James E. Hardee, in pro. per.

Thomas C. Lynch, Atty. Gen., Robert R. Granucci, Deputy Atty. Gen., Michael J. Phelan, Deputy Atty. Gen., San Francisco, Cal., for appellee.

Before POPE, CHAMBERS and BARNES, Circuit Judges.


Appellant, a state prisoner proceeding in propria persona and forma pauperis, appeals from the denial of his petition for a writ of habeas corpus. The district court ruled:

"This Court's ruling in Carrizosa v. Wilson, (Judge Zirpoli) No. 43323 (July 23, 1965) [D.C., 244 F. Supp. 120], forecloses further discussion of the [petitioner's] allegation, which is based in fact upon a retrospective application of Escobedo v. [State of] Illinois, 378 U.S. 478 [84 S. Ct. 1758, 12 L. Ed. 2d 977] (1964)." (The right to counsel.)

For two reasons, the judgment of the district court must be, and is, affirmed.

* The district court's conclusion that the Escobedo rule had no retroactive effect was correct. In Johnson et al. v. State of New Jersey, 384 U.S. 719, 86 S. Ct. 1772, 16 L. Ed. 2d 882 (decided June 20, 1966), the Supreme Court said:

"We hold that Escobedo affects only those cases in which the trial began after June 22, 1964, the date of that decision."

Thus, paraphrasing Johnson, we must hold: The conviction assailed here was obtained at a trial completed long before Escobedo was rendered, and the rulings of that case is therefore inapplicable to the present proceeding.


Appellant was charged with two counts of murder. He was represented by the public defender at the preliminary hearing. One witness at the scene of the double shooting testified that she was present with appellant and the two victims, and no one else, in her home where and when the killings occurred. Another eye witness who heard the shots described appellant's flight from the scene. Both were vigorously examined on appellant's behalf. Appellant's written statement was introduced in evidence,1  and appellant was bound over for trial.

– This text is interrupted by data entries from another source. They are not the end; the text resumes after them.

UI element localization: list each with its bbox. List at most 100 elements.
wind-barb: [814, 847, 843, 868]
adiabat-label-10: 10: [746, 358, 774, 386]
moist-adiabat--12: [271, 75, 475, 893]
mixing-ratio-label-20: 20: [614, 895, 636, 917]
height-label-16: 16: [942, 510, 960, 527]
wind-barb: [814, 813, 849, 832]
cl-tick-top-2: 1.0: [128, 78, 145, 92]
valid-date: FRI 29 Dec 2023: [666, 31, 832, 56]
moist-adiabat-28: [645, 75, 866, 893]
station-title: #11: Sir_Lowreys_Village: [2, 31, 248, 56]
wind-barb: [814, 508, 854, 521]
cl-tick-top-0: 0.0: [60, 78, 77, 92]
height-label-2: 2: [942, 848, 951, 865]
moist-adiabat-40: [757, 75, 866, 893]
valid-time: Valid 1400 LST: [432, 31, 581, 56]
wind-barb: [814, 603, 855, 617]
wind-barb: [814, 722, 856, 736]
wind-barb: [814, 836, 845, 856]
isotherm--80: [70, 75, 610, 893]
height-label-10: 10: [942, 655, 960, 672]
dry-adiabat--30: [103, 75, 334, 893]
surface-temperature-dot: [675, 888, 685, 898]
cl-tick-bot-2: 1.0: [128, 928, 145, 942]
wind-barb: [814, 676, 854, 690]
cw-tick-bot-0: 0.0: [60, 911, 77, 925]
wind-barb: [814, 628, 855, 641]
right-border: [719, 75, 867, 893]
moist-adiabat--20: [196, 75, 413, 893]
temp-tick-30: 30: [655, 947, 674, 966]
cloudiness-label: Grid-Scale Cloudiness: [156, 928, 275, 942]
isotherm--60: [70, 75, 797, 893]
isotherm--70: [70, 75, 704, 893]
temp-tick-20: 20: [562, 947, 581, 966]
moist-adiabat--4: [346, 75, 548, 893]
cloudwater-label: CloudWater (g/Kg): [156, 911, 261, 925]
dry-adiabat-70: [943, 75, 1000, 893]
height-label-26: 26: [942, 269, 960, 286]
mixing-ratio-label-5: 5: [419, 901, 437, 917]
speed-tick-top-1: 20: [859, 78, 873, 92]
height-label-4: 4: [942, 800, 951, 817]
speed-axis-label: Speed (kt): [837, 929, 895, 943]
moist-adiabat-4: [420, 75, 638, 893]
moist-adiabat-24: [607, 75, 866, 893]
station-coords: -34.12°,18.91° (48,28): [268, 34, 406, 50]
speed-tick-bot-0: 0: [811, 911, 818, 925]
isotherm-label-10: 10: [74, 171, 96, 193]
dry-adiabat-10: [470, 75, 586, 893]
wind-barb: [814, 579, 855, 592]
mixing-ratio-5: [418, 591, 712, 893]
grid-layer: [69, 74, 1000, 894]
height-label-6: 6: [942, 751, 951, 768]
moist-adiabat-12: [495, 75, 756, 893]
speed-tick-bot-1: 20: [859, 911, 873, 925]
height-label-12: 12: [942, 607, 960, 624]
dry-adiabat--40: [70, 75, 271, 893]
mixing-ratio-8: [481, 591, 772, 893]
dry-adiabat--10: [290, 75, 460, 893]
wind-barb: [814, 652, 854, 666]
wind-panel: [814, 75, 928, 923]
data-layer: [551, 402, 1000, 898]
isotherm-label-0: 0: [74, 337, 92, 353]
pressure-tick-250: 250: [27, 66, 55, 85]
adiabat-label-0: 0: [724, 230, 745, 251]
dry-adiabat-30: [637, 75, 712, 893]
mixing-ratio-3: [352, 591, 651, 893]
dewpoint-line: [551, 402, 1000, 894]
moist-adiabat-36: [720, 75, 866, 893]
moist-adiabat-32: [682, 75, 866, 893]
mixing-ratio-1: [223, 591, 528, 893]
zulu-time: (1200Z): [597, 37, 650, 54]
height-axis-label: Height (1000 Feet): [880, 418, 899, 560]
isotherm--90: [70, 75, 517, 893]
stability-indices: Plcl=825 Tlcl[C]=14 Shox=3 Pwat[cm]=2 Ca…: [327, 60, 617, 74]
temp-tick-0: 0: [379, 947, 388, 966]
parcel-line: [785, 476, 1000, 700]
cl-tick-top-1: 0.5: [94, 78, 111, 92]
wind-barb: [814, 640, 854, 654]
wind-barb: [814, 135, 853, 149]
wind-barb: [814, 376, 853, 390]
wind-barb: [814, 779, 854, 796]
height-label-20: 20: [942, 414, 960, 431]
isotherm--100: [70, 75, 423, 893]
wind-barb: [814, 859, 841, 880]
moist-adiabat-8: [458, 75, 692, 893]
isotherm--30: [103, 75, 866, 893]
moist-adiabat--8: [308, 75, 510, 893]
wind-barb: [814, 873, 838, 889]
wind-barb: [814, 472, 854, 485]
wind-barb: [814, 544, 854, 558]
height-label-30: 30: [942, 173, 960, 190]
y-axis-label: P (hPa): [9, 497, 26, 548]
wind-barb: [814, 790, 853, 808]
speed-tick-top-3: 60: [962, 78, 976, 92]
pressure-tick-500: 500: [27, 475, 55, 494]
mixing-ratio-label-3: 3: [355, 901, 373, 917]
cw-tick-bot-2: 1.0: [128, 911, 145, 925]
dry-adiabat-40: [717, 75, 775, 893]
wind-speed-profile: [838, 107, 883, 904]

At the time of the trial, appellant, represented by private counsel of his choice, pleaded guilty. Thus, because of his plea of guilty made when represented by counsel, the appellant stands convicted, not because of a confession or statement, but by reason of his plea alone. This forecloses any collateral attack. Wallace v. Heinze, 351 F.2d 39 (9th Cir. 1965); Thomas v. United States, 290 F.2d 696-697 (9th Cir. 1961).



Appellant freely admitted the shootings. The last sentence in his statement reads: "I can't understand why [you ask for] all the details when I've told you I'm guilty."